Chapter 16 Flashcards
Target Return Objective:
Sets a specific level of profit as an objective.
Profit Maximization Objective:
Seeks to get as much profit as possible.
Status Quo Objectives:
Don’t rock the pricing boat objectives. Most common when the total market is not growing and managers are satisfied with their current market share and profits.
Sales-Oriented Objective:
Seeks some level of unit sales, dollar sales, or share of market (without referring to profit).
Nonprice Competition:
Aggressive action on one or more of the Ps other than price.
Administered Prices:
Consciously set prices. (Instead of letting daily market forces decide their prices, most firms set their own prices)
One-Price Policy:
Offering the same price to all customers who purchase products under essentially the same conditions and in the same quantities.
Flexible-Price Policy:
Offering the same product and quantities to different customers at different prices.

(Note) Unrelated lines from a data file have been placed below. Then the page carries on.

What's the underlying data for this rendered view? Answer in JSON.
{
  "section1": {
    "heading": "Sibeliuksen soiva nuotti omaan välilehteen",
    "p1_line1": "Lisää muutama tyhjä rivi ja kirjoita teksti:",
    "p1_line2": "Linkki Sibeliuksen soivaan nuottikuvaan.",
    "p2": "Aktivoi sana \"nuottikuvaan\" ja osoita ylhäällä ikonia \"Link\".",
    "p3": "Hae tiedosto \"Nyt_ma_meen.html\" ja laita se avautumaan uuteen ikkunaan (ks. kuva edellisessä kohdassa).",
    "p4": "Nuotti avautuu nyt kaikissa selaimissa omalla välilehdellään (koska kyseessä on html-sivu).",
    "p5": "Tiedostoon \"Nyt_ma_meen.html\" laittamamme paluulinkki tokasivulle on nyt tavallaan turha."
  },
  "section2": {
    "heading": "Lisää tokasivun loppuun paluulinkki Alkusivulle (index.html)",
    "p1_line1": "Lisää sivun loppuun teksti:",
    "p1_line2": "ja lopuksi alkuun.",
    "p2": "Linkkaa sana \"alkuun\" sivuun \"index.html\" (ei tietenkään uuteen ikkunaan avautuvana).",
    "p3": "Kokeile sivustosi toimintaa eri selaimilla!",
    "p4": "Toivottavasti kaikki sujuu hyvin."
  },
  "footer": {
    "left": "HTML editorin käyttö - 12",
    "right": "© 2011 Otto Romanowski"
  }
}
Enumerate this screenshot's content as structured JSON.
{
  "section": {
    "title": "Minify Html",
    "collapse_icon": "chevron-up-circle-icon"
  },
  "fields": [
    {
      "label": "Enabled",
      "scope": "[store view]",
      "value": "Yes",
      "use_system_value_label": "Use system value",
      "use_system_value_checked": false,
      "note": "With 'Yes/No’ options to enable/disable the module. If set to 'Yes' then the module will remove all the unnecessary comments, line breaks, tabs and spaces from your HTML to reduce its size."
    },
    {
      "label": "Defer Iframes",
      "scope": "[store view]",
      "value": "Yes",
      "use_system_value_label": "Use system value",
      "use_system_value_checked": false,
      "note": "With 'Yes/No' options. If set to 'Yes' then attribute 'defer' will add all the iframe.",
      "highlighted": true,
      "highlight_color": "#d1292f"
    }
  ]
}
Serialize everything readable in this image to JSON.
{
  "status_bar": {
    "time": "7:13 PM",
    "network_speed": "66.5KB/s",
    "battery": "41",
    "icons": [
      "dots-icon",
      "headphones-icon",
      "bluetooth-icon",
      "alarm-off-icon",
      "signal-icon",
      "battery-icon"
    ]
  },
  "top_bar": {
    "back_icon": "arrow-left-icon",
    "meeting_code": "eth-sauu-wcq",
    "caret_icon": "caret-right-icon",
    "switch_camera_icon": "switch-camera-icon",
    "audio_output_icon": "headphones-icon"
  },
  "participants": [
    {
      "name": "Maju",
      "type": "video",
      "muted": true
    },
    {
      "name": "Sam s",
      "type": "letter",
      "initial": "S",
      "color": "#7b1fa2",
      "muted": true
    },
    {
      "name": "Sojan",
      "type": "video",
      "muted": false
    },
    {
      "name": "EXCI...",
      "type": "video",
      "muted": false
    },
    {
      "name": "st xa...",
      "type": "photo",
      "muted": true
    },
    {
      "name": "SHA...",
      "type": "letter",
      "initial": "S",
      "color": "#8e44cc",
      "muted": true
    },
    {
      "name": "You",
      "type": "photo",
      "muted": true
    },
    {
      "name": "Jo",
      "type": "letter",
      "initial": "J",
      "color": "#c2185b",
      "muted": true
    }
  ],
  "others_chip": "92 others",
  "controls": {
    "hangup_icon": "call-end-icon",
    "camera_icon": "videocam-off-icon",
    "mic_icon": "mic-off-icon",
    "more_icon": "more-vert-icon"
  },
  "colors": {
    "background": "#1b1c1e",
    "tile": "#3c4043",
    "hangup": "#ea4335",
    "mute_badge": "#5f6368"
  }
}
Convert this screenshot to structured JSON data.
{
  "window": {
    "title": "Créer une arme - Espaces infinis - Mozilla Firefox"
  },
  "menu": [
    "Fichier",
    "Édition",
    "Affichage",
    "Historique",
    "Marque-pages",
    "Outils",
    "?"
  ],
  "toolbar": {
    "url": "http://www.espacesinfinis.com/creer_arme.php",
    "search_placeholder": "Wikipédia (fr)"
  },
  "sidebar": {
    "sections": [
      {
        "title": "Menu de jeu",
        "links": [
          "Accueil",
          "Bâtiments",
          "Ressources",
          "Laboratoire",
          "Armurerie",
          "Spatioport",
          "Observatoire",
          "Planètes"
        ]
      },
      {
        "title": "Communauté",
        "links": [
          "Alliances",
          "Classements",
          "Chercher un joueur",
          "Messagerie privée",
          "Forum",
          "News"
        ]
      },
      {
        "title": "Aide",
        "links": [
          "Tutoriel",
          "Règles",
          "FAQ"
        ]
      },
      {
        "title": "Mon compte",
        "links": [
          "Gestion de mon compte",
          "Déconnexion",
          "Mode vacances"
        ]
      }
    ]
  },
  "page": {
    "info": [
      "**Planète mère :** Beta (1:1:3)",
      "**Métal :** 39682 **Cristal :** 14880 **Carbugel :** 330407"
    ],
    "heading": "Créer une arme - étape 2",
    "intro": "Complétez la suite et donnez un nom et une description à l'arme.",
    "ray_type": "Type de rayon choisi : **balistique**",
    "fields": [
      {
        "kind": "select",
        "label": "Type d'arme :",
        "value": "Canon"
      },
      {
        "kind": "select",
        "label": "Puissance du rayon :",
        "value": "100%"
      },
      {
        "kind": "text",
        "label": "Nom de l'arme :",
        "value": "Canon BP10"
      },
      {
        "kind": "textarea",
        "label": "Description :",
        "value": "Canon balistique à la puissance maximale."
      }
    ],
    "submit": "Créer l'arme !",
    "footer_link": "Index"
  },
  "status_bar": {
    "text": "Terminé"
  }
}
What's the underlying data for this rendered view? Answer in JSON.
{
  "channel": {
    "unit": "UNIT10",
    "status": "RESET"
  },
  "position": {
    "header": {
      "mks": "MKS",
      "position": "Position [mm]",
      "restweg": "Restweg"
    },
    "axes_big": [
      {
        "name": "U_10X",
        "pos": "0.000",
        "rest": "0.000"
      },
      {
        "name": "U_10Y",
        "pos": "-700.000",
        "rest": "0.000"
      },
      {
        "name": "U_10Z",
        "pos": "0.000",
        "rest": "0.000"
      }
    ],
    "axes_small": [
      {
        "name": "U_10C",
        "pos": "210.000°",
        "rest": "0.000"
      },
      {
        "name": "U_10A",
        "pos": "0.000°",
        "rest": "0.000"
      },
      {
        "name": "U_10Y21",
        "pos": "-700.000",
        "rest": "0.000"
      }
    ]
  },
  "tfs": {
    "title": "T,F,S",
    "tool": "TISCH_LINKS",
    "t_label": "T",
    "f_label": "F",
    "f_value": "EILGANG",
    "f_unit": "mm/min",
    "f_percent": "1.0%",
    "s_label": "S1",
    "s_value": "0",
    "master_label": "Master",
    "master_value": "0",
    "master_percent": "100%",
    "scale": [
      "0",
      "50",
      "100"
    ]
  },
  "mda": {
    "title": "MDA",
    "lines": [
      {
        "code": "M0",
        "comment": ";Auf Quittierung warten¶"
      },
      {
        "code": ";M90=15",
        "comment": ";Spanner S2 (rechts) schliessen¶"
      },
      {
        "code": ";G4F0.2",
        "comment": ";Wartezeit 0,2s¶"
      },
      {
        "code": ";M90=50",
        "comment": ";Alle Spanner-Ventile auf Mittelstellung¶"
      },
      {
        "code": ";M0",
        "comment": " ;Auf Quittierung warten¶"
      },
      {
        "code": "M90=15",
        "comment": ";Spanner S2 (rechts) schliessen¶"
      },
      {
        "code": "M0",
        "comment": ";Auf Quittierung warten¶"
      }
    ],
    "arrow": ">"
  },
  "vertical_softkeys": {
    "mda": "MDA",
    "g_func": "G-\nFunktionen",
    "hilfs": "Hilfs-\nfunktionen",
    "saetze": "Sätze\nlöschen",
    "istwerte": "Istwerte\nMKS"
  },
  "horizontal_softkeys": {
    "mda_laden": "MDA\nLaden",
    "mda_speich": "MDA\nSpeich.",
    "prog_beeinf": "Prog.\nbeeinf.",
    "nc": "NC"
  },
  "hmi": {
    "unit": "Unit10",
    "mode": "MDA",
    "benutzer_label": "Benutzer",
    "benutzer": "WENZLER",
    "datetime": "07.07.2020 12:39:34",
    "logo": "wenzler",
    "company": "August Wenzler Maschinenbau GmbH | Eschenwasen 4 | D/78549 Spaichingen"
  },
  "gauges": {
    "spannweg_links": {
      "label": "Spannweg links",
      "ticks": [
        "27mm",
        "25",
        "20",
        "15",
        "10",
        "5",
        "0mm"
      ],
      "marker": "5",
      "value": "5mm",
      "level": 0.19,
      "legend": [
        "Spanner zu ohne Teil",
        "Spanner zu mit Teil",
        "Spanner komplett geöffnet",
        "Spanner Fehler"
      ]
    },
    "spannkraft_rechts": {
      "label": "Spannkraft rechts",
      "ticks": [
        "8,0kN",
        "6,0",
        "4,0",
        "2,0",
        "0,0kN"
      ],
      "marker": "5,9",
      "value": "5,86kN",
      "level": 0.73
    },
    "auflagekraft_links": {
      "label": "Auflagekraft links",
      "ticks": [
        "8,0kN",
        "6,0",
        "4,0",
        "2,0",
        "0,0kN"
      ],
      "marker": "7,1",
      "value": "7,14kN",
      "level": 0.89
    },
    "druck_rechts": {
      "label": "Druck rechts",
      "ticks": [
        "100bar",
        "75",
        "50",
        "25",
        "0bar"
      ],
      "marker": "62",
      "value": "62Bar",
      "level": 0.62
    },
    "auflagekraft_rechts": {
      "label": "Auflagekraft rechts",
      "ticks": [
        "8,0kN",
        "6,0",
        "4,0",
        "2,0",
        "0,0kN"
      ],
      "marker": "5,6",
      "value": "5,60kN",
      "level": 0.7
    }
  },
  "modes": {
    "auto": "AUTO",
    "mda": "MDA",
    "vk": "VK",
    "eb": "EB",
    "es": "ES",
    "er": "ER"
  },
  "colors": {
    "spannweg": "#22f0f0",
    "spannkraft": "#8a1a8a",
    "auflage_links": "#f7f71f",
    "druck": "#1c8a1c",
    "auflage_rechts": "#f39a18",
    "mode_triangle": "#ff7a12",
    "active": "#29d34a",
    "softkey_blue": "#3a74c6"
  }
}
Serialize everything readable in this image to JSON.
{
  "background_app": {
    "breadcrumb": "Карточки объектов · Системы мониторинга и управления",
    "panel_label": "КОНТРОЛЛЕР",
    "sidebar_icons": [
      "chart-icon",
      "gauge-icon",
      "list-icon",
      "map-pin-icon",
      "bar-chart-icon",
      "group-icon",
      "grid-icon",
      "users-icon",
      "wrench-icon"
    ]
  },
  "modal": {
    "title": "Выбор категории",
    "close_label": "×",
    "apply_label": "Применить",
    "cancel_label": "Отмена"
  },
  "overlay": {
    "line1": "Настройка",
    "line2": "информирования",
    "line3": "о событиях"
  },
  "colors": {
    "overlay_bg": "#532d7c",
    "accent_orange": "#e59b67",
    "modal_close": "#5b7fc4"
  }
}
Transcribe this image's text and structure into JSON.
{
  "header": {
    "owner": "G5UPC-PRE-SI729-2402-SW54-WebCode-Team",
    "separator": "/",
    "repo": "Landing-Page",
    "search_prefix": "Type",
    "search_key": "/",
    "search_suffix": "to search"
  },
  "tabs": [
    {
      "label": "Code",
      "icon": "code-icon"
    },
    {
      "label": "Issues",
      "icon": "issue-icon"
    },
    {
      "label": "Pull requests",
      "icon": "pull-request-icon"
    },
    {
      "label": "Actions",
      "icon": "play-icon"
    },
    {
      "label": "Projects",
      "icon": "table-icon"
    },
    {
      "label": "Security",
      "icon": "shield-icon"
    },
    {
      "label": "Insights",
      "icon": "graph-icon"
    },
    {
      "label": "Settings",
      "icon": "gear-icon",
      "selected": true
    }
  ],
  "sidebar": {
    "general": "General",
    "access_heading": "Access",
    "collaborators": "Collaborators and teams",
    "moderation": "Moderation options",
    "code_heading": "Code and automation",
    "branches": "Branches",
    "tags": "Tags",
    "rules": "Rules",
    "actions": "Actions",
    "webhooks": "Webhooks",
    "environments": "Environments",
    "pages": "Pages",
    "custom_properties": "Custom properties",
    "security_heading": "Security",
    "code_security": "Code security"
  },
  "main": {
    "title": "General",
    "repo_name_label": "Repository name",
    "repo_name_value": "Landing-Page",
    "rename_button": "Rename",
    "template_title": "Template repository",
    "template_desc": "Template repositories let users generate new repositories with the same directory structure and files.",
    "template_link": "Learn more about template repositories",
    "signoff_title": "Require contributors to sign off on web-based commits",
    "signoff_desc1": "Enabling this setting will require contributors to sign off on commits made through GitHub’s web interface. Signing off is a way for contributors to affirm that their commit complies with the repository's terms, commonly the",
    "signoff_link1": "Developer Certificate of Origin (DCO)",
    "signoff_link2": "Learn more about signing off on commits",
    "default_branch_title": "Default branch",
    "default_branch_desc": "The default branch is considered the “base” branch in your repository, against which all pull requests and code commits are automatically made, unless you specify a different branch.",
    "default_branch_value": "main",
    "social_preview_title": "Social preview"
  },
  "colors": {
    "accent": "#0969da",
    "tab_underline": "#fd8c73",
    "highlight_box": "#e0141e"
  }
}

Introductory Price Dealing:
Temporary price cuts.
Basic List Prices:
The prices final customers or users are normally asked to pay for products.
Discounts:
Reductions from list price given by a seller to buyers who either give up some marketing function or provide the function themselves.
Quantity Discounts:
Discounts offered to encourage customers to buy in larger amounts.
Cumulative Quantity Discounts:
Apply to purchases over a given period and the discount usually increases as the amount purchased increases.
Noncumulative Quantity Discounts:
Apply only to individual orders.
Seasonal Discounts:
Discounts offered to encourage buyers to buy earlier than present demand requires.